SUSPIRIA

miércoles, febrero 18, 2004


Como torbellinos de polvo, los vivos giran sobre sí mismos suspendidos en el gran viento de la vida. Imitan la inmovilidad a tal punto que los tratamos como cosas más que como procesos. Olvidamos que su forma es sólo un diseño de lo esencial de la vida: el movimiento que la transmite... Por eso, una forma debería ser ante todo un lugar de paso hacia la creación de otra forma; nada sino un perpetuo renovarse, porque no hay cosas, no hay más que acciones... El movimiento de la creación, así concebido, lo experimentamos cuando actuamos libremente.

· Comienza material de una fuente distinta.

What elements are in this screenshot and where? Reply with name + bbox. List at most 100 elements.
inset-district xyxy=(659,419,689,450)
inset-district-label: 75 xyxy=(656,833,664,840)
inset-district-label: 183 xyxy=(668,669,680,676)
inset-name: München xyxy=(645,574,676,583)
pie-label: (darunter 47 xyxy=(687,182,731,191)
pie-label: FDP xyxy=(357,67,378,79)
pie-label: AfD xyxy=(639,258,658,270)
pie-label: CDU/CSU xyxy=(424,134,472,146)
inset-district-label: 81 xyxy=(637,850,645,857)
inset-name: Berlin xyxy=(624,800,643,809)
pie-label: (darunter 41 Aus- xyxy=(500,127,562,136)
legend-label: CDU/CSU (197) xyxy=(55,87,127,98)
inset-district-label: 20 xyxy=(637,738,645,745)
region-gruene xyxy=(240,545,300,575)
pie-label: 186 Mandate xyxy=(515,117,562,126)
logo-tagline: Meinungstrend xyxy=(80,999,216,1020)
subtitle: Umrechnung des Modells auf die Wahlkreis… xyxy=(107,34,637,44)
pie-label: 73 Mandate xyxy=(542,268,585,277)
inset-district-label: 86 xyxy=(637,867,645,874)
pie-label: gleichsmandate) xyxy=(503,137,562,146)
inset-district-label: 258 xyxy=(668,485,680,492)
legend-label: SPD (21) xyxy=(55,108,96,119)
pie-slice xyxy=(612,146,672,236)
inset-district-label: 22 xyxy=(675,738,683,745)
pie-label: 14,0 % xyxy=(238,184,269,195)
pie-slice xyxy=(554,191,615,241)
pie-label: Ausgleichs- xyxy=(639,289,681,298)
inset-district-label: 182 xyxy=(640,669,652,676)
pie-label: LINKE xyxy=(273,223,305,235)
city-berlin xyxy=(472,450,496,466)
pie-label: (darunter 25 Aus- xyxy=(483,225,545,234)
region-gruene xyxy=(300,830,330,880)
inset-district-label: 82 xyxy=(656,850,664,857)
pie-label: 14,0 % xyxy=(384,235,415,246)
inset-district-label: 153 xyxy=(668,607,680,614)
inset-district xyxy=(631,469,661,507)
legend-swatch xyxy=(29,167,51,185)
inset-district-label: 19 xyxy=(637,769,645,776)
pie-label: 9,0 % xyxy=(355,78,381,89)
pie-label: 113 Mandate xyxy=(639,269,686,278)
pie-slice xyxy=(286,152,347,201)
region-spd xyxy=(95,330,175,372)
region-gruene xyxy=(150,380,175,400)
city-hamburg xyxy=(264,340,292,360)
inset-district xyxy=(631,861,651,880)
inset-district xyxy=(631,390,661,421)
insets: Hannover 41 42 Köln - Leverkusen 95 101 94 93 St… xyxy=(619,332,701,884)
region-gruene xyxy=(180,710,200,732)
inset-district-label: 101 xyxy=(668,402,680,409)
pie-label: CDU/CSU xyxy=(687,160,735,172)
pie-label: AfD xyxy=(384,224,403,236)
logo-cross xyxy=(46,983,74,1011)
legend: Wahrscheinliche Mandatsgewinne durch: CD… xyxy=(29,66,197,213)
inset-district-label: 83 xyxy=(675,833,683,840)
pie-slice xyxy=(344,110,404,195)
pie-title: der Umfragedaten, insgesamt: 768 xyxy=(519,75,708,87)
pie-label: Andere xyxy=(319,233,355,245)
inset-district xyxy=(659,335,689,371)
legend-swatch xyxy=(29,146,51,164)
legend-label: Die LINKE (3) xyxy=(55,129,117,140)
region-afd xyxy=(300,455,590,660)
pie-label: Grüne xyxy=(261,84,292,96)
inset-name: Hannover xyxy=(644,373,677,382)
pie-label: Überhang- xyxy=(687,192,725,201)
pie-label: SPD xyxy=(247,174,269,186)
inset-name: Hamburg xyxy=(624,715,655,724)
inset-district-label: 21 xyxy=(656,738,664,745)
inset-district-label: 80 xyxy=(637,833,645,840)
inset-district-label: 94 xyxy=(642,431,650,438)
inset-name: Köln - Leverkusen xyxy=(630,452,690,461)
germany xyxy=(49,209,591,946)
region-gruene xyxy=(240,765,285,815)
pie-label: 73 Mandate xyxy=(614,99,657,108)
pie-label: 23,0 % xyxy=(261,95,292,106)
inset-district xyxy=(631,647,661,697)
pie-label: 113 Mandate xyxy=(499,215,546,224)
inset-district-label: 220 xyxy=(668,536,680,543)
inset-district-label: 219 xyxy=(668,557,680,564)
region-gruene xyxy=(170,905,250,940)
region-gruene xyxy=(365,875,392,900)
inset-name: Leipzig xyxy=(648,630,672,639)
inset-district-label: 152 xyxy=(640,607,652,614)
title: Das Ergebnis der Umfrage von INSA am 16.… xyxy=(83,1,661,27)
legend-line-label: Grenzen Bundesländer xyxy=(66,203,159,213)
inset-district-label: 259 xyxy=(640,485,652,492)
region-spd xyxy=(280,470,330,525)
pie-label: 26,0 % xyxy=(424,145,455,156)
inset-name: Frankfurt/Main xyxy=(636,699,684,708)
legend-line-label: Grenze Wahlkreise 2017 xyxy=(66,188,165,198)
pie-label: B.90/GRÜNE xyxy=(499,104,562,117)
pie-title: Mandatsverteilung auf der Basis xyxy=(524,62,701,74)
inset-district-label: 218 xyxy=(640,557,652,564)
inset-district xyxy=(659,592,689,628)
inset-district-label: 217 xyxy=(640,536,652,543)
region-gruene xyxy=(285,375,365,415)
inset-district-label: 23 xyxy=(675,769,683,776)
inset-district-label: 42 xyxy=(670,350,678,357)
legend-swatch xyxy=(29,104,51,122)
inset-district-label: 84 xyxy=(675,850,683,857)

Experimentamos vergüenza de que hayan existido hombres capaces de ser nazis, de no haber sabido o no haber podido impedirlo. Pero también experimentamos vergüenza de nuestra especie en situaciones ridículas: frente a una idea demasiado vulgar, un show televisivo o el discurso de un ministro. Este es para mí uno de los más poderosos motivos para filosofar e intentar constituir una filosofía política.






la destrucción fue mi Beatrice




domingo, febrero 15, 2004
Sobre el derecho a disponer de la carne

"Voy a contar lo que hice una vez con mi cuerpo: En Leysin, en 1945, para hacerme un pneumotórax extrapleural, me quitaron un pedazo de costilla, que luego me devolvieron solemnemente envuelto en un pedazo de gasa medicinal (los médicos, suizos, es verdad, proclamaban así que mi cuerpo me pertenece, sea cual fuere el estado desmembrado en que me lo devuelvan: soy el dueño de mis huesos, tanto en vida como muerto). Durante mucho tiempo guardé en una gaveta ese pedazo de mí mismo, suerte de pene óseo parecido al asa de una chuleta de cordero, sin saber qué hacer con él, sin atreverme a deshacerme de él por temor a atentar contra mi persona, pese a que era bastante inútil tenerlo encerrado así en un escritorio, entre objetos “preciosos” tales como viejas llaves, una libreta escolar, el carnet de baile de nácar y el porta-tarjetas de tafetán rosado de mi abuela B. Pero luego, un día, comprendí que la función de toda gaveta es suavizar, aclimatar la muerte de los objetos haciéndolos pasar por una suerte de lugar piadoso, de capilla polvorienta donde, con el pretexto de conservarlos vivos, se les proporciona un tiempo decente de mustia agonía y, aunque no llegué hasta la osadía de echar ese pedazo de mí mismo en el basurero colectivo del edificio, arrojé la costilla con su gasa desde el balcón, como si dispersase románticamente mis propias cenizas, hasta la calle Servandoni, donde seguramente vendría algún perro a olfatearla".